L’Inghilterra, un tipico stato multietnico, nel XVI e nel XVII secolo trovava perfettamente concepibile che il re non fosse neppure inglese e che non lo fossero gran parte dei suoi sudditi. E’ perciò coerente che gli indiani, pensati come nazioni dipendenti, se non come sudditi, siano stati trasformati giuridicamente in entità legali capaci di fare un trattato per liberare un territorio dal cosiddetto titolo indiano e garantirne l’occupazione legale (agli occhi delle potenze europee rivali). Gli indiani rientravano, quindi, all’interno del “corpo politico” del re come tributari o presunti tali. La Corona fece inviare una serie di doni al capo Powhatan la cui accettazione avrebbe dovuto comportare il riconoscimento del tributo da parte del capo. Questo evento si ripeté nel caso di una discendente di capo Powhatan, Cockacoeske “regina” dei Pamunkey della Virginia, che venne risarcita dei danni subiti durante la cosiddetta Ribellione di Bacon nel 1680. Altri capi fedeli vennero premiati con doni calibrati puntigliosamente a seconda dell’importanza politica e del rango. “Così parecchi dei gruppi indiani tributari dovevano essere posti sotto il dominio dei Pamunkey e tutti i tributari dovevano risolvere le differenze di opinione attraverso l’arbitrato di fronte al governatore” (McCartney 1989:184) .
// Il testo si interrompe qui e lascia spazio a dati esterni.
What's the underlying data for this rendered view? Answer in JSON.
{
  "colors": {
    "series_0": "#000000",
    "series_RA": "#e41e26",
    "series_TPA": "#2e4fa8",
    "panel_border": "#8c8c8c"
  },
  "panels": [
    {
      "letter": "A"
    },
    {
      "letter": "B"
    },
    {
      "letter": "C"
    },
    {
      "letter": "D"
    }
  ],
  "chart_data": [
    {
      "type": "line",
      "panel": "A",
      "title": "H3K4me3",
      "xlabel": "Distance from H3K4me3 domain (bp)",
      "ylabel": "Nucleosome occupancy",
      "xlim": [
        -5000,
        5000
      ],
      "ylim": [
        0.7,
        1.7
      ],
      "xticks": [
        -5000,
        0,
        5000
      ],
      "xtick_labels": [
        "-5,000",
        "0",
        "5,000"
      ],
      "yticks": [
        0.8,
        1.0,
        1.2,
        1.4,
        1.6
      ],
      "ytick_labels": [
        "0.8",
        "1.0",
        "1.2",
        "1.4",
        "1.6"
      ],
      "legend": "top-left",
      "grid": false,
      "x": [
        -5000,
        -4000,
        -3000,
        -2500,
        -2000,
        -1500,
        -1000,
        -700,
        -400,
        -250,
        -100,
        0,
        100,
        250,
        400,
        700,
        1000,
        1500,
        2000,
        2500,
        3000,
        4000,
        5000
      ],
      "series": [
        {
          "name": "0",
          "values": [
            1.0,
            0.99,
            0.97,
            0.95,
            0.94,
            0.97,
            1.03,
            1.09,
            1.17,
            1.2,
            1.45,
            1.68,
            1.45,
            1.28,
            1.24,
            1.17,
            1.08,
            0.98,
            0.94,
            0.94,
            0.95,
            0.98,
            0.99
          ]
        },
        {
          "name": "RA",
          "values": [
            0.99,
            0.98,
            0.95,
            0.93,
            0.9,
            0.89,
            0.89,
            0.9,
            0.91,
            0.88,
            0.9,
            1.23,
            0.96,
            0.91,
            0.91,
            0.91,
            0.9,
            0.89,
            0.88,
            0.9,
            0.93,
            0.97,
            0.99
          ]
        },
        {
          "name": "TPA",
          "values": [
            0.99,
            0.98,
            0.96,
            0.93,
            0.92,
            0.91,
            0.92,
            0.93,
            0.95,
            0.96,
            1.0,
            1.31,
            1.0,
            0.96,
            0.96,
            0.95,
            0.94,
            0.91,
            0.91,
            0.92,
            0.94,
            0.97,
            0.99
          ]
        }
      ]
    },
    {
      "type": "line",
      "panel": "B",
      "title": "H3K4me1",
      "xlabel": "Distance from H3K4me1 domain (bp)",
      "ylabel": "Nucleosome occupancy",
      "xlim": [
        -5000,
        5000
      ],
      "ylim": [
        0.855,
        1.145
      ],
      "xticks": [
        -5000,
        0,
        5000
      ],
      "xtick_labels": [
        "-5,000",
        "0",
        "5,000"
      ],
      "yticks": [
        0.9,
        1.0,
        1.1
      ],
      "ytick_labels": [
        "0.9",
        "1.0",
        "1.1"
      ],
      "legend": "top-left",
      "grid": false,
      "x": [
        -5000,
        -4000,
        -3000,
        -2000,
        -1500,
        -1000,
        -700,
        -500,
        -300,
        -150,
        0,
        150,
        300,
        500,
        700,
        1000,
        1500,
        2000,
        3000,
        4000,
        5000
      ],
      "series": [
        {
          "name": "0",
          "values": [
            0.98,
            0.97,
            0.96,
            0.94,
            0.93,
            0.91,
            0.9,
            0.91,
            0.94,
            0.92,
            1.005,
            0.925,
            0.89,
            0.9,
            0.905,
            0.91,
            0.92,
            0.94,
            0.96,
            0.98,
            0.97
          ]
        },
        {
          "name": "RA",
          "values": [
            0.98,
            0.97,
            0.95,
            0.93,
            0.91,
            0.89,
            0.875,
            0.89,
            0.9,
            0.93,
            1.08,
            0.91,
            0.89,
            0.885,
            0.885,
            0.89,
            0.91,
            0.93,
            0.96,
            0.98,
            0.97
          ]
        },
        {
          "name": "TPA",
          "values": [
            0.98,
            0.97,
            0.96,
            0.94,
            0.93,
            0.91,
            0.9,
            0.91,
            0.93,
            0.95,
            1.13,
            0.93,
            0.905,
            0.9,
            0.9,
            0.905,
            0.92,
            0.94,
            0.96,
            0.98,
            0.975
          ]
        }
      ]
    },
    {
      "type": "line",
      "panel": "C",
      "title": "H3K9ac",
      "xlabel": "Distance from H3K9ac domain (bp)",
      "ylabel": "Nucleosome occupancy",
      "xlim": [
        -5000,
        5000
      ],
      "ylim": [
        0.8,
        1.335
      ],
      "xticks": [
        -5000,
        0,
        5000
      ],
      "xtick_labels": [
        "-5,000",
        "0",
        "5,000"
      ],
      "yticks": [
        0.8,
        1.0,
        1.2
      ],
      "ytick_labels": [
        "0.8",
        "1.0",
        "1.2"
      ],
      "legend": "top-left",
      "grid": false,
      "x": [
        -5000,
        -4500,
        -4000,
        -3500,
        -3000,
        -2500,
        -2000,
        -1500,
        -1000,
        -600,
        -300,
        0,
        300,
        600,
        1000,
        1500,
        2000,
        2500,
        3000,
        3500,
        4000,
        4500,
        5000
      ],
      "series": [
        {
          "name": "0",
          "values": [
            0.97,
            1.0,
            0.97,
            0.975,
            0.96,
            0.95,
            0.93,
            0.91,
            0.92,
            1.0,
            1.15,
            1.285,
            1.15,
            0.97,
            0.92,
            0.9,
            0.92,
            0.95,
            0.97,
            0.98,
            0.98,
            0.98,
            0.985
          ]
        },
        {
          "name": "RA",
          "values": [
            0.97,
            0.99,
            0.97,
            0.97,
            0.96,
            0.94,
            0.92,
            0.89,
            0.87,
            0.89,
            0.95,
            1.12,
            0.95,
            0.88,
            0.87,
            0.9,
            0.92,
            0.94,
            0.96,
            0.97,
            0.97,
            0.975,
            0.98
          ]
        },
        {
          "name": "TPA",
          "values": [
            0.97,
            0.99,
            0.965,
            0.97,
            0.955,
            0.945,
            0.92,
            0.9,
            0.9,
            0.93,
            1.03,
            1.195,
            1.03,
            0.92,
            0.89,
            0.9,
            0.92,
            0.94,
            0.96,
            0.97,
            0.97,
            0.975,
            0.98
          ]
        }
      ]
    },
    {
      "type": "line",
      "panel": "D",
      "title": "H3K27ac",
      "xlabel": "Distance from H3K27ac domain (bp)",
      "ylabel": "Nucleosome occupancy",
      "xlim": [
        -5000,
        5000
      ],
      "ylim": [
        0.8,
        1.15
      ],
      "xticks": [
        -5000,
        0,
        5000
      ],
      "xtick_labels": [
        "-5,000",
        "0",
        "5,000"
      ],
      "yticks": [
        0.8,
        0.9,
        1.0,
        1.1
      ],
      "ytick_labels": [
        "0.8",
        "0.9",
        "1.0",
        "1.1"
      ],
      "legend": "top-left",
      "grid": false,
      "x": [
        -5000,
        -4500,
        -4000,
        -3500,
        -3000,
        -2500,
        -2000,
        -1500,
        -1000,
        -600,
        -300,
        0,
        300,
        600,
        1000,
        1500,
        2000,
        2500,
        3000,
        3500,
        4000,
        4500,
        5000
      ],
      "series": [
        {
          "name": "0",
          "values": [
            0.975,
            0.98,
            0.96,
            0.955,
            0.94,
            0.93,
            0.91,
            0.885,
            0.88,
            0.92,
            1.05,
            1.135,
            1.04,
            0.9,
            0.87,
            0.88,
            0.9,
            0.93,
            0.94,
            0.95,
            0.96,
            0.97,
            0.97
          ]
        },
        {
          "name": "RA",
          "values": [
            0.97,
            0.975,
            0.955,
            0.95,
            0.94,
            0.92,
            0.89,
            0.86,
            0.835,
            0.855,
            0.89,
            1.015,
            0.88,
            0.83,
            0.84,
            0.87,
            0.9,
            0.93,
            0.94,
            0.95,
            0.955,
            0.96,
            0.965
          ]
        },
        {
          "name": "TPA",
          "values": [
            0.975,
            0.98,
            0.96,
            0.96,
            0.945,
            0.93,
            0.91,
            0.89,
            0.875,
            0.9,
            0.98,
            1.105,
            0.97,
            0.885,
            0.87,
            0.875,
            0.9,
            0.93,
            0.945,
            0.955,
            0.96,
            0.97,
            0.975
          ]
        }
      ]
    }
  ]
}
La tecnica della “nazione favorita” che è riconosciuta preminente di una rosa di tributari venne applicata con molta efficacia dagli inglesi con la Lega degli irochesi, la cui entità politica è tanto frutto di uno sviluppo autoctono quanto della fantasia dei politici coloniali e dei Soprintendenti inglesi. Questa politica portò alla Pennsylvania e a New York notevoli vantaggi e concretizzò la presenza inglese nella valle dell’Ohio (area dell’attuale Pittsburg) in funzione antifrancese.

Hobsbawm, Eric J. Nazioni e nazionalismi dal 1780. Programma, mito, realtà, Einaudi, Torino 1991, p21.
Churchill, Ward, American Indian Self-Governance: Fact, Fantasy, and Prospects, in Z Magazine, ottobre 1991, p.86.
McCartney, Martha W., Cockacoeske, Queen of Pamunkey: Diplomat and Suzeraine, in Wood, P. H. et al., Powhatan’s Mantle. Indians in Colonial Southeast, University of Nebraska Press, Lincoln, 1989, p. 184.